А пока это происходило, белая аристократия Чарльстона, запершись у себя в домах, затворив ставни, ждала. Штыки федеральных войск на улицах временно делали ее бессильной. Все словно приостановилось — прошлое и будущее на какой-то срок перестали быть. В этом странном провале истории, в этой глубокой воронке, насильственно вычерпнутой в ее потоке, происходили разные события. Там, в этом провале, Фрэнсис Кардозо давал у себя в доме званый обед; там, в этом провале, Гидеон Джексон облачался в свой новый костюм из тонкого черного сукна.

А плантаторы ждали.

Самое интересное в этом обеде было то, что он послужил поводом к другому, еще более пышному банкету, на котором Гедеон Джексон был почетным гостем; ибо в тот вечер у Кардозо среди приглашенных находился Стефан Холмс, делегат конвента и бывший рабовладелец. Формально Холмса можно было бы отнести к «белой швали» — так плантаторы называли южан, согласившихся сотрудничать с неграми и янки; по существу, он никак к ней не принадлежал. «Белая шваль» слагалась главным образом из белых бедняков. Холмс был, да и остался, богатым человеком. Однако он, как ни странно, не посчитался с общим решением плантаторов — держаться в стороне и не принимать участия в этом противоестественном перевороте: он был избрал делегатом своими бывшими рабами. В конвенте он вел себя как зритель — слушал, смотрел, а сам никогда не открывал рта. Он держался равно учтиво и с белыми и с черными; короче говоря, он был загадкой, и Кардозо вознамерился эту загадку разгадать.

В жизни его, казалось, не было никаких тайн. Он был последним мужским отпрыском старого южнокаролинского рода; оба его брата погибли на войне. Сам он был майором, сражался вместе с Джексоном и Ли и не добыл ни чинов, ни славы. Говорили, что он был противником войны и с самого начала считал отделение южных штатов нелепой и обреченной на неудачу затеей. Когда-то он владел плантацией на Конгари Ривер недалеко от Колумбии, но теперь жил вместе с матерью в своем чарльстонском доме, я все считали, что плантацию он потерял за долги или неуплату налогов; сам он, во всяком случае, никогда о ней не упоминал.

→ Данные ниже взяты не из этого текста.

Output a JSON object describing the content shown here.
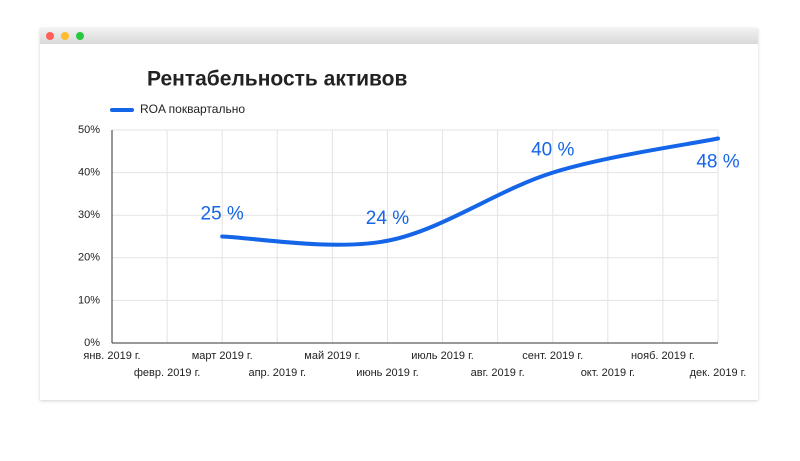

Он был хорош собой в сдержанном, не бьющем в глаза стиле: желтоватая кожа — он страдал какой-то болезнью печени, удлиненное лицо, пышная шапка темных волос, мягкие движения, безукоризненные манеры, негромкий голос — джентльмен с головы до ног. Он удостоил Кардозо особого внимания — несколько раз разговаривал с ним, проявил интерес к вопросам образования и к земельному вопросу и любезно принял его нерешительное приглашение на обед. Это приглашение и это согласие немало смущали Кардозо. Когда в городе Чарльстоне белый садился за один стол с неграми, это было все равно, как если бы мир перевернулся вверх ногами, — все вокруг замирало от изумления и содрогалось. Кардозо отчетливо это сознавал, когда представлял Гидеона Джексона, бывшего раба, Стефану Холмсу, бывшему рабовладельцу. А Холмс произнес: «Очень рад познакомиться с вами, мистер Джексон», — так приветливо и так спокойно, словно это было самое обыкновенное дело, — и окинул Гидеона одобрительным взглядом. Гидеон, и правда, был очень представителен: безупречного покроя черный сюртук и простая белая рубашка с черным галстуком подчеркивали ширину его груди и мощный разворот плеч. Его курчавые волосы были коротко острижены, щеки гладко выбриты, лицо с крупными чертами было массивно — однако тоньше и суше, чем прежде, — и Холмс подумал, что несколько лет тому назад на аукционе такой раб вызвал бы настоящую драку: как на него набивали бы цену, как выхвалял бы его аукционер!..

— Я тоже очень рад познакомиться с вами, сэр, — сказал Гидеон.

Четвертым за обедом был доктор Рандольф, тоже делегат, невысокий, шоколадного цвета негр, сыпавший словами, как горохом; присутствие Холмса нервировало его еще больше, чем Гидеона, больше, чем Кардозо, — он даже начал заикаться. Миссис Кардозо, единственная женщина за столом, старалась сделать беседу непринужденной; Холмс поддержал ее, и между ними все время происходил обмен любезностями. Гидеон недоуменно спрашивал себя: «Что такое этот человек? Как это вышло, что он здесь? Зачем и почему?» В первый раз в жизни Гидеон пожимал руку такому человеку, как Холмс, в первый раз говорил с таким человеком как равный, в первый раз сидел за одним столом с белым. Для Кардозо все это не в диковину, ну, а для Рандольфа? Тот что-то совсем оробел. Гидеон сидел, не сводя глав с буфета за спиной хозяйки, на котором под стеклянным колпаком стояло чучело куропатки. На стенах — узорчатые обои, гравюры в рамках... Кардозо человек бывалый, однако Гидеон чувствовал, как осторожно он выбирает слова, говоря с Холмсом.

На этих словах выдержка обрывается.